Słupczanin Robert A. nadal przebywa za kratkami, a sąd póki co nie rozważył jego wniosku o dobrowolne poddanie się karze. Ustaliliśmy także, że inny, młody mieszkaniec naszego miasta ukrywał oskarżonego, a on z kolei wysyłał SMS-y do swojej konkubiny Darii K. z instrukcjami kiedy przyjdzie czas jej przesłuchania.
–Około północy, 29 maja w pobliżu hotelu Novotel wracając ze znajomą z restauracji zostałem ugodzony nożem w klatkę piersiową przez nieznanego sobie mężczyznę – mówił 47letni obywatel Neapolu, Giuseppe G. Po zdarzeniu poszkodowany krwawił obficie z rany, na miejsce zostało wezwane pogotowie, które przewiozło go do szpitala.
W trakcie postępowania sąd miał wątpliwości co do tego, czy była to rana cięta czy kłuta, dlatego postanowiono dopuścić dowód z opinii uzupełniającej biegłego medyka sądowego.
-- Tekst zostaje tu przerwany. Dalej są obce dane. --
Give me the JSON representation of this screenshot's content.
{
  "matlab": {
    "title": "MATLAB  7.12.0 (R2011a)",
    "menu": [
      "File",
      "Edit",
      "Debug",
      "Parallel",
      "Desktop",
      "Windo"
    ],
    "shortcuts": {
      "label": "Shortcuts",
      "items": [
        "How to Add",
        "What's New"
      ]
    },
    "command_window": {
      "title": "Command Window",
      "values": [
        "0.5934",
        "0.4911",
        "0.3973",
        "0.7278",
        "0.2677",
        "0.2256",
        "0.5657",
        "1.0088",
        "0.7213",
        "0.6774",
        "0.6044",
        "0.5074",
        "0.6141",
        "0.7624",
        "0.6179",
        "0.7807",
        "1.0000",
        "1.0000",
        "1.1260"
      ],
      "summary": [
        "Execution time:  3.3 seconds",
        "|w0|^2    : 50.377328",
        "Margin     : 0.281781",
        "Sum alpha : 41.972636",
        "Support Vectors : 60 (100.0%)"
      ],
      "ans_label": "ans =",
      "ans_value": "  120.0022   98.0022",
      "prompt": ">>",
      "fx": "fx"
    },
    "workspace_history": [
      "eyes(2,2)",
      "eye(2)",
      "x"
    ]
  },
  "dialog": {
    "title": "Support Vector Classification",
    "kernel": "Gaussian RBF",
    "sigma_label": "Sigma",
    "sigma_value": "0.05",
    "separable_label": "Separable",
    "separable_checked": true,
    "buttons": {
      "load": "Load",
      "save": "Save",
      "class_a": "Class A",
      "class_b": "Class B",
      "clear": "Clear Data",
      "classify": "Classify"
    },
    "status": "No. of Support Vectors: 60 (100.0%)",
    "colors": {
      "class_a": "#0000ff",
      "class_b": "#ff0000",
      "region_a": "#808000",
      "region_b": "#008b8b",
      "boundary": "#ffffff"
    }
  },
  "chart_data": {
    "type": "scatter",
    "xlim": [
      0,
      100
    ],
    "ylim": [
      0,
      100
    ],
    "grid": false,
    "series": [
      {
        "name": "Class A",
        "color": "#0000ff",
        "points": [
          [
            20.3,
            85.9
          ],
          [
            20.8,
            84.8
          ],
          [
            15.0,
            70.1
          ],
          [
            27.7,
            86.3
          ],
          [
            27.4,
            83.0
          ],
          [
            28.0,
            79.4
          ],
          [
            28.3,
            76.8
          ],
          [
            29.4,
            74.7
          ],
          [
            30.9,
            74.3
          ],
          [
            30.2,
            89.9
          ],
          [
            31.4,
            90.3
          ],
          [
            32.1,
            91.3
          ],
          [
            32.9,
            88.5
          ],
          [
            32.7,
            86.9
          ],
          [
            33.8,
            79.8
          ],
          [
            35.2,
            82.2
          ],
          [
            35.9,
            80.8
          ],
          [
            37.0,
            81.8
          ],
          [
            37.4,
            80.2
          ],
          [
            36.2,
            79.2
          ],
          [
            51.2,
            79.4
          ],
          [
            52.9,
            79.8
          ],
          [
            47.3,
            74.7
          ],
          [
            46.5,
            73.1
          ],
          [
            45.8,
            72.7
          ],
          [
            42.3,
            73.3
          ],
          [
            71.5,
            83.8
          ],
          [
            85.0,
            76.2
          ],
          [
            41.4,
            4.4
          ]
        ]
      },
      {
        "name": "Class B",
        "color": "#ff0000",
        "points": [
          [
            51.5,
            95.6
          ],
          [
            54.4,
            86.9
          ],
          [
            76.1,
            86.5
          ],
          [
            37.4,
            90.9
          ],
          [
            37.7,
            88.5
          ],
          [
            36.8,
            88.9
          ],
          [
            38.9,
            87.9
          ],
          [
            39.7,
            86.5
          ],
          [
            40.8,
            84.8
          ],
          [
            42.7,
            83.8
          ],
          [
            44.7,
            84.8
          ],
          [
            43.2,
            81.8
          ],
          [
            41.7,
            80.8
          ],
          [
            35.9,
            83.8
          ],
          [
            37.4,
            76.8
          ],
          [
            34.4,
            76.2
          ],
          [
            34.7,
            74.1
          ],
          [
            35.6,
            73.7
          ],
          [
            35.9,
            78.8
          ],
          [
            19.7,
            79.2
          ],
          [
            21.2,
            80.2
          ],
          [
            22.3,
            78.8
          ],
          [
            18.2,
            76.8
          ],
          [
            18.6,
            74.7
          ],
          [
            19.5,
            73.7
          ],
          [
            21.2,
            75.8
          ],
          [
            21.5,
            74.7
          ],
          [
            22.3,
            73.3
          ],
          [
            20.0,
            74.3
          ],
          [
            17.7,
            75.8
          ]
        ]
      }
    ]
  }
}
We wcześniejszych postanowieniach sąd nadmieniał, że nie ulega wątpliwości, iż Robert A. w początkowej fazie postępowania przygotowawczego, tuż po dokonaniu wspomnianego czynu ukrywał się, korzystając przy tym z pomocy innej osoby – tą okazał się być Mateusz K., 22-letni mieszkaniec Słupcy, który miał zapewnić oskarżonemu dostęp do informacji, żywność, środek transportu i generalnie pomoc w ukrywaniu się. Pojawiła się także obawa o matactwo procesowe . Co prawda materiał dowodowy na tamten czas został już skompletowany, lecz specyficzna relacja między oskarżonym a będącą w tej sprawie świadkiem zdarzenia z 29 maja Darią K. wymagał, aby przynajmniej do czasu złożenia wyjaśnień przez oskarżonego przed sądem uniemożliwić kontaktowanie się tych osób. Przemawiała za tym faktem zwłaszcza analiza SMS-ów, jakie wymieniali między sobą do czasu zatrzymania oskarżonego z których wynika, że konkubina była instruowana przez oskarżonego, jak ma zachowywać się na przesłuchaniu.